Achte auch auf die Steuern. Zinserträge unterliegen der Abgeltungsteuer von 25 Prozent plus Solidaritätszuschlag und gegebenenfalls Kirchensteuer. Du hast aber einen Sparerpauschbetrag von 1.000 Euro pro Person (2.000 Euro bei Zusammenveranlagung). Wenn deine Zinserträge darunter liegen, zahlst du keine Steuern, sofern du einen Freistellungsauftrag bei deiner Bank stellst.

Ein weiterer Kostenpunkt kann der Wechsel sein. Wenn du nach Ablauf der Laufzeit zu einer anderen Bank wechseln möchtest, fallen Überweisungsgebühren an, die aber in der Regel sehr gering sind. Insgesamt sind die Kosten bei Festgeld also überschaubar, solange du die Laufzeit einhältst und deinen Freistellungsauftrag nutzt.

Worauf du beim besten Festgeld achten solltest

Der Zinssatz ist natürlich das wichtigste Kriterium. Aber Vorsicht: Die höchsten Zinsen gibt es oft bei ausländischen Banken, die nicht der deutschen Einlagensicherung unterliegen. Achte darauf, dass die Bank in der EU ansässig ist und der gesetzlichen Einlagensicherung von 100.000 Euro pro Kunde und Bank unterliegt. Das ist ein wichtiger Schutz.

Die Laufzeit sollte zu deinen finanziellen Zielen passen. Wenn du das Geld in einem Jahr brauchst, wähle keine 5-jährige Laufzeit. Überlege dir genau, wann du das Geld benötigst und wie lange du darauf verzichten kannst. Eine längere Laufzeit bringt zwar oft mehr Zinsen, aber auch weniger Flexibilität.

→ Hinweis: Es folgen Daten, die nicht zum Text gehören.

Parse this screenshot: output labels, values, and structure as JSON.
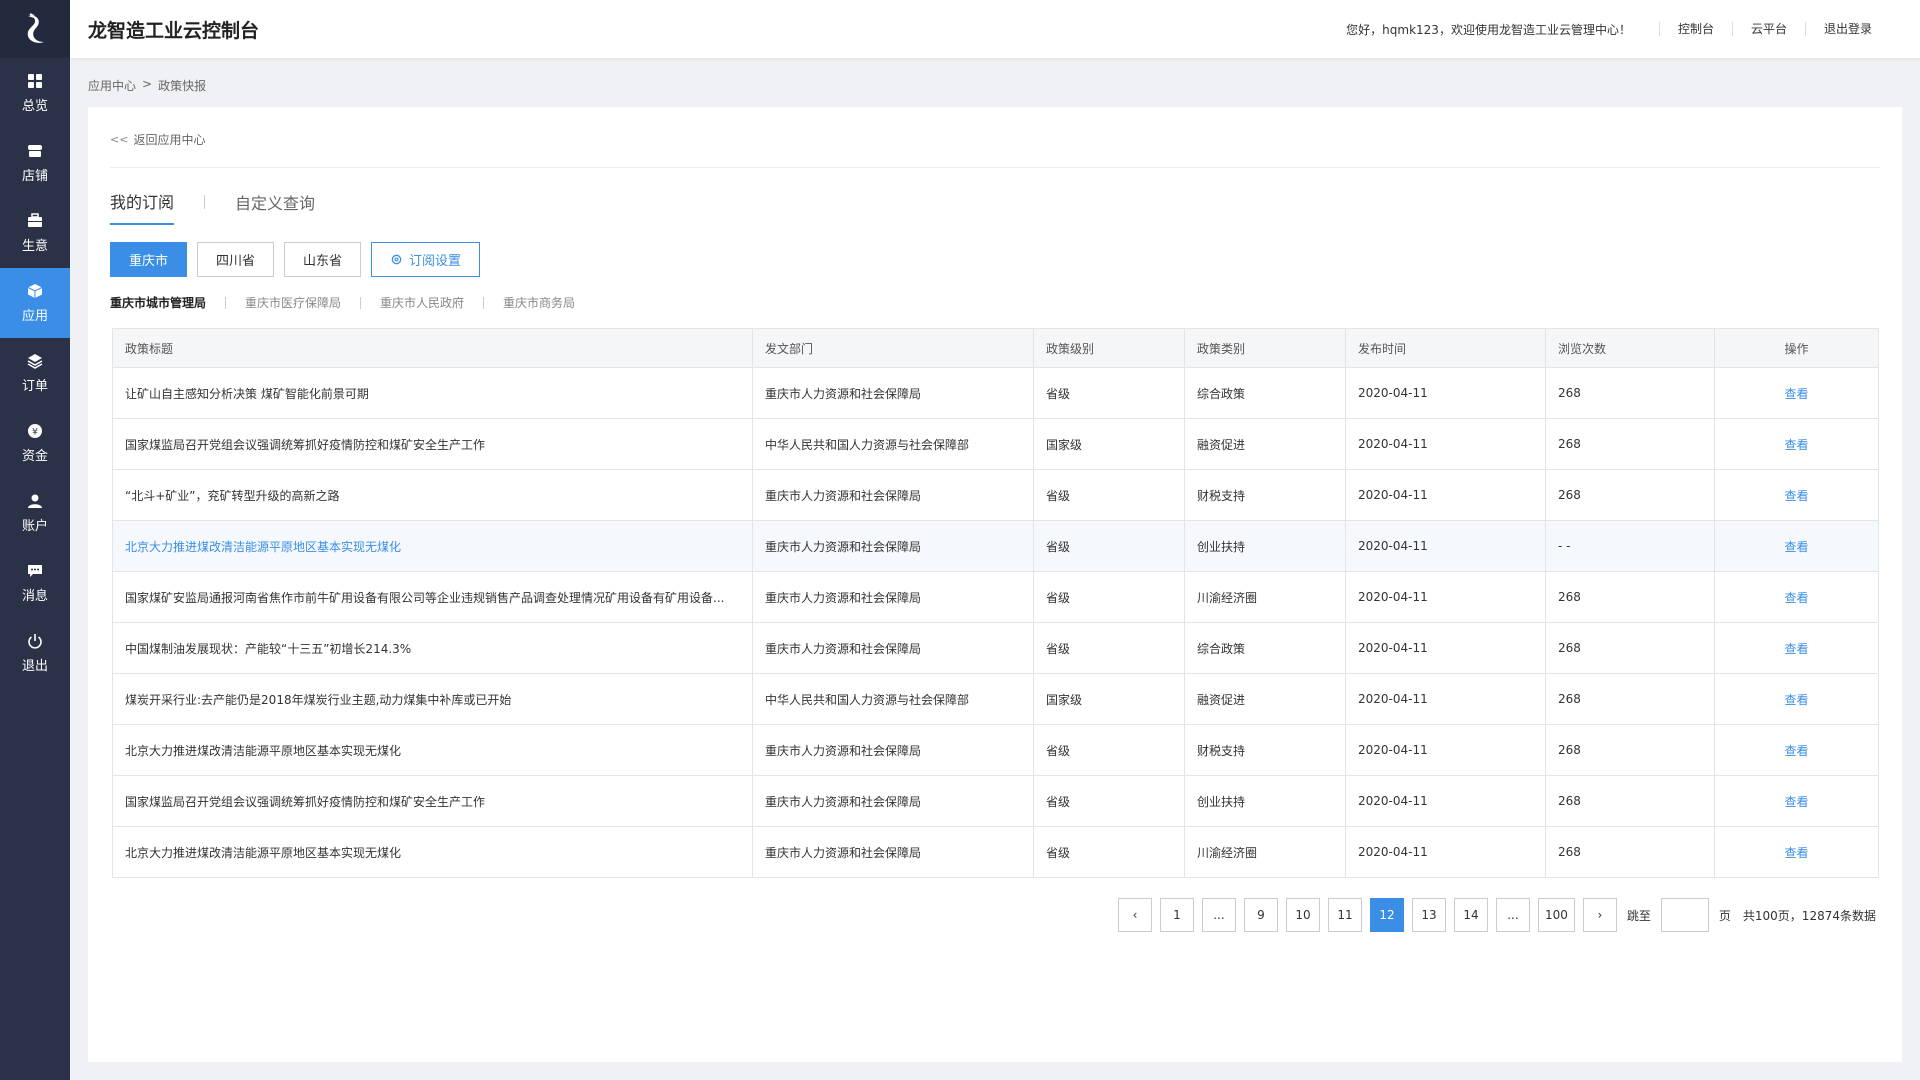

Prüfe die Bonität der Bank. Auch wenn die Einlagensicherung greift, ist es unangenehm, wenn deine Bank in Schieflage gerät. Du kannst die Bonität über Rating-Agenturen wie Moody's oder Standard & Poor's prüfen. Eine gute Bonität bedeutet, dass die Bank wahrscheinlich ihre Verpflichtungen erfüllen kann.

Vergleiche nicht nur die Zinssätze, sondern auch die Konditionen. Manche Banken bieten Zinseszins an, andere nicht. Manche zahlen die Zinsen monatlich aus, andere erst am Ende. Diese Unterschiede können die effektive Rendite beeinflussen. Nutze Vergleichsportale im Internet, um einen guten Überblick zu bekommen, aber prüfe die Details immer direkt bei der Bank.

Typische Fehler beim Festgeld und wie du sie vermeidest

Ein häufiger Fehler ist, das gesamte Ersparte in Festgeld anzulegen. Wenn du dann unerwartet Geld brauchst, zum Beispiel für eine Autoreparatur oder eine medizinische Behandlung, stehst du vor dem Problem, dass du nicht an dein Geld kommst. Lege deshalb immer einen Notgroschen auf einem Tagesgeldkonto zurück, auf das du jederzeit zugreifen kannst.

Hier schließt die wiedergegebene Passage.